August 2025: How the Light Shines Through
Greetings to you and your loved ones. I pray that this summer has been blessed! One of the things I’ve been doing a lot this summer is reading. Most recently I’ve been reading How the Light Shines Through: Resilient Witness in Dark Times by Dr. Chad Lakies.
Lakies’ main idea through the book is that we live in a much different cultural context than we have even realized. The difference between now and “then” is more than there are more people who identify as atheist or areligious. The difference has more to do with the fact that religion in general has become a buffet of choices that each appear to be as valid as another. This has led to frustration and anger by Christians.
The reactions by Christians tend to have three flavors: relevance, retreat, and resistance. Relevance refers to the ways that churches attract people with flashy but shallow changes. Retreat refers to the ways that we glorify shrinking bodies of members by claiming that churches are better off without those who have left. Resistance refers to the way we go to war with the culture and seek for worldly power to “win back the field.” These reduce the church to a worldly institution rather than the body of Christ.

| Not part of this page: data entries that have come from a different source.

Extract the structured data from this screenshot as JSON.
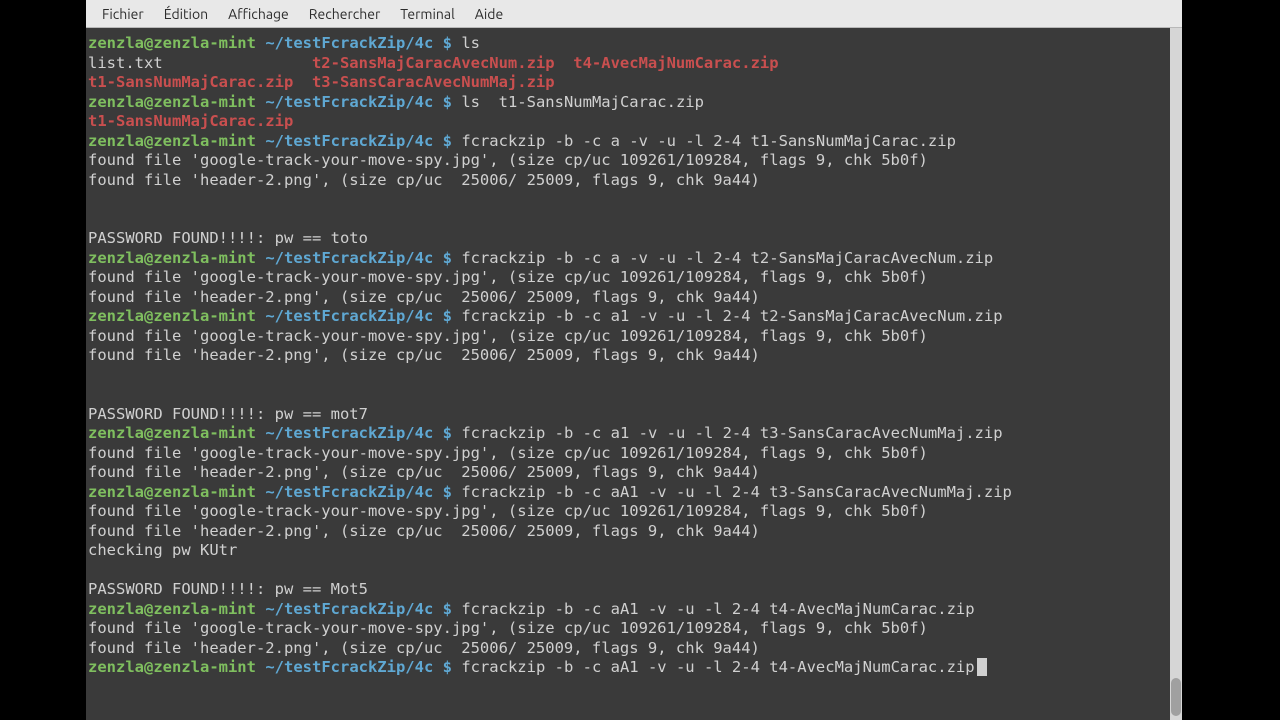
{
  "menu": {
    "items": [
      "Fichier",
      "Édition",
      "Affichage",
      "Rechercher",
      "Terminal",
      "Aide"
    ]
  },
  "prompt": {
    "user": "zenzla@zenzla-mint",
    "path": "~/testFcrackZip/4c",
    "symbol": "$"
  },
  "lines": [
    {
      "t": "prompt",
      "cmd": "ls"
    },
    {
      "t": "ls1",
      "c1": "list.txt",
      "c2": "t2-SansMajCaracAvecNum.zip",
      "c3": "t4-AvecMajNumCarac.zip"
    },
    {
      "t": "ls2",
      "c1": "t1-SansNumMajCarac.zip",
      "c2": "t3-SansCaracAvecNumMaj.zip"
    },
    {
      "t": "prompt",
      "cmd": "ls  t1-SansNumMajCarac.zip"
    },
    {
      "t": "zipline",
      "txt": "t1-SansNumMajCarac.zip"
    },
    {
      "t": "prompt",
      "cmd": "fcrackzip -b -c a -v -u -l 2-4 t1-SansNumMajCarac.zip"
    },
    {
      "t": "plain",
      "txt": "found file 'google-track-your-move-spy.jpg', (size cp/uc 109261/109284, flags 9, chk 5b0f)"
    },
    {
      "t": "plain",
      "txt": "found file 'header-2.png', (size cp/uc  25006/ 25009, flags 9, chk 9a44)"
    },
    {
      "t": "blank"
    },
    {
      "t": "blank"
    },
    {
      "t": "plain",
      "txt": "PASSWORD FOUND!!!!: pw == toto"
    },
    {
      "t": "prompt",
      "cmd": "fcrackzip -b -c a -v -u -l 2-4 t2-SansMajCaracAvecNum.zip"
    },
    {
      "t": "plain",
      "txt": "found file 'google-track-your-move-spy.jpg', (size cp/uc 109261/109284, flags 9, chk 5b0f)"
    },
    {
      "t": "plain",
      "txt": "found file 'header-2.png', (size cp/uc  25006/ 25009, flags 9, chk 9a44)"
    },
    {
      "t": "prompt",
      "cmd": "fcrackzip -b -c a1 -v -u -l 2-4 t2-SansMajCaracAvecNum.zip"
    },
    {
      "t": "plain",
      "txt": "found file 'google-track-your-move-spy.jpg', (size cp/uc 109261/109284, flags 9, chk 5b0f)"
    },
    {
      "t": "plain",
      "txt": "found file 'header-2.png', (size cp/uc  25006/ 25009, flags 9, chk 9a44)"
    },
    {
      "t": "blank"
    },
    {
      "t": "blank"
    },
    {
      "t": "plain",
      "txt": "PASSWORD FOUND!!!!: pw == mot7"
    },
    {
      "t": "prompt",
      "cmd": "fcrackzip -b -c a1 -v -u -l 2-4 t3-SansCaracAvecNumMaj.zip"
    },
    {
      "t": "plain",
      "txt": "found file 'google-track-your-move-spy.jpg', (size cp/uc 109261/109284, flags 9, chk 5b0f)"
    },
    {
      "t": "plain",
      "txt": "found file 'header-2.png', (size cp/uc  25006/ 25009, flags 9, chk 9a44)"
    },
    {
      "t": "prompt",
      "cmd": "fcrackzip -b -c aA1 -v -u -l 2-4 t3-SansCaracAvecNumMaj.zip"
    },
    {
      "t": "plain",
      "txt": "found file 'google-track-your-move-spy.jpg', (size cp/uc 109261/109284, flags 9, chk 5b0f)"
    },
    {
      "t": "plain",
      "txt": "found file 'header-2.png', (size cp/uc  25006/ 25009, flags 9, chk 9a44)"
    },
    {
      "t": "plain",
      "txt": "checking pw KUtr"
    },
    {
      "t": "blank"
    },
    {
      "t": "plain",
      "txt": "PASSWORD FOUND!!!!: pw == Mot5"
    },
    {
      "t": "prompt",
      "cmd": "fcrackzip -b -c aA1 -v -u -l 2-4 t4-AvecMajNumCarac.zip"
    },
    {
      "t": "plain",
      "txt": "found file 'google-track-your-move-spy.jpg', (size cp/uc 109261/109284, flags 9, chk 5b0f)"
    },
    {
      "t": "plain",
      "txt": "found file 'header-2.png', (size cp/uc  25006/ 25009, flags 9, chk 9a44)"
    },
    {
      "t": "prompt-cursor",
      "cmd": "fcrackzip -b -c aA1 -v -u -l 2-4 t4-AvecMajNumCarac.zip"
    }
  ]
}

Lakies points us towards actions that take an honest look at the state of our culture and seeks to do what Jesus does – bring wholeness to the brokenness of the world. He addresses several common reactions to contemporary life and their flaws. He then applies the Gospel to these situations and shows how Christ brings wholeness to that brokenness. I’d love to share all the ways that he does this, but you’d be better off reading the book yourself.
Overall, the solutions that Lakies offers have to do with care of our community through an alternate approach to engage with others. Rather than drawing lines based on the differences between us and others (which Americans today are very good at), he suggests that we find ways to connect with others around common interests, shared hobbies, and among other things, food. These are ways that we can create relationships with others, even in a time when those differences that we do have tend to create strong barriers and exclude the possibility of relationships. Yes, you can be friends with “that person” because you are likely more similar than you think, but even more they are also someone for whom Christ died.
One of the most interesting points that he makes has to do with how we engage with our civil society. While Christians have no state or political standing, we do pray for the success of our country. We pray for our nation and work for its good, especially at the community level, even though we recognize its failure to live in Godly ways.
If this piques your interest, check out the book for yourself (or ask to borrow my copy of course). I highly recommend it and wouldn’t be surprised if it were part of a larger study at church in the future.